Democracies need to continue to develop the capability to detect and neutralise disinformation campaigns.

Although this has proved effective, it will not always be possible to implement whole of society approaches, and not all political contexts will be as well suited to these. There may be technical approaches, which democratic societies can also adopt, such as defining a piece of disinformation by detecting the identity of the information organiser. However, this requires a large number of analysts and access to high-performance systems. Moreover, disinformation operatives take measures to avoid being detected by anti-disinformation operations.
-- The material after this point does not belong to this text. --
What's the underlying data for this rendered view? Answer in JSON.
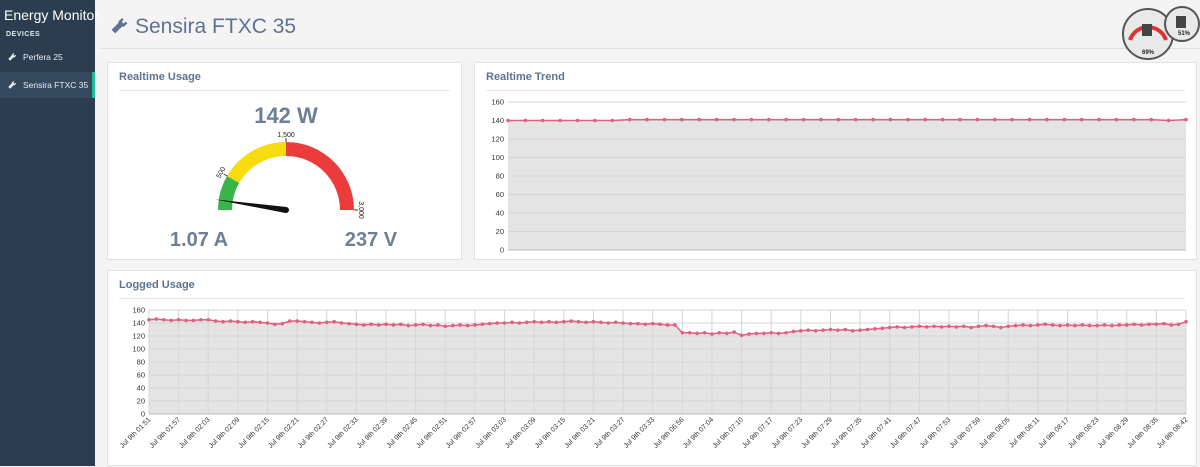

Monitoring how quickly something spreads through a network may be another means. To illustrate: traditional media, such as newspapers and television, confirm evidence before they publish news. Disinformation, however, often spreads rapidly through some social networking sites, before traditional media has yet reported, precisely because there is no evidence. The pattern of information spread can thus flag to authorities the presence of potential disinformation.

Institutions such as Keio University SFC Institute have just started making efforts on this front. Democracies need to continue to develop the capability to detect and neutralise disinformation campaigns. A government must integrate all stakeholders – its cabinet, ministries and agencies, military forces, domestic society, foreign governments, and international organisations – to conduct counter disinformation operations, taking a ‘whole stakeholder approach’, not only a ‘whole of society’ approach. The whole stakeholder approach must integrate and address all of the key issues and events in digital activity, including cyber attacks and disinformation campaigns.
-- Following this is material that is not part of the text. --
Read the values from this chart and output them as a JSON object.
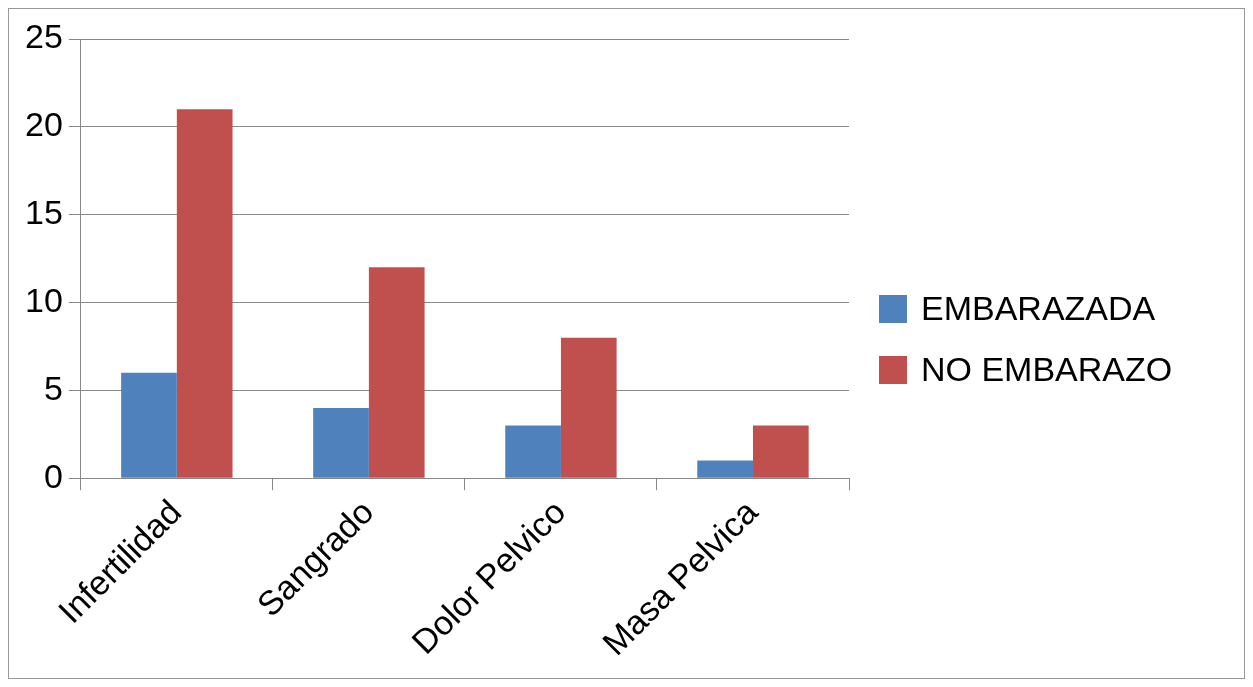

Democratic countries will increasingly need to cooperate each other, because safe and free access to networks and correct information are global commons. However, it is important to understand the situation in each country before conducting cooperative operations between countries. A combination of study, discussion and table-top exercises would be an effective way to achieve mutual understanding and securing digital trust.

Bonji Ohara is a Senior Fellow at The Sasakawa Peace Foundation in Tokyo, Japan.

The European Council on Foreign Relations does not take collective positions. ECFR publications only represent the views of their individual authors.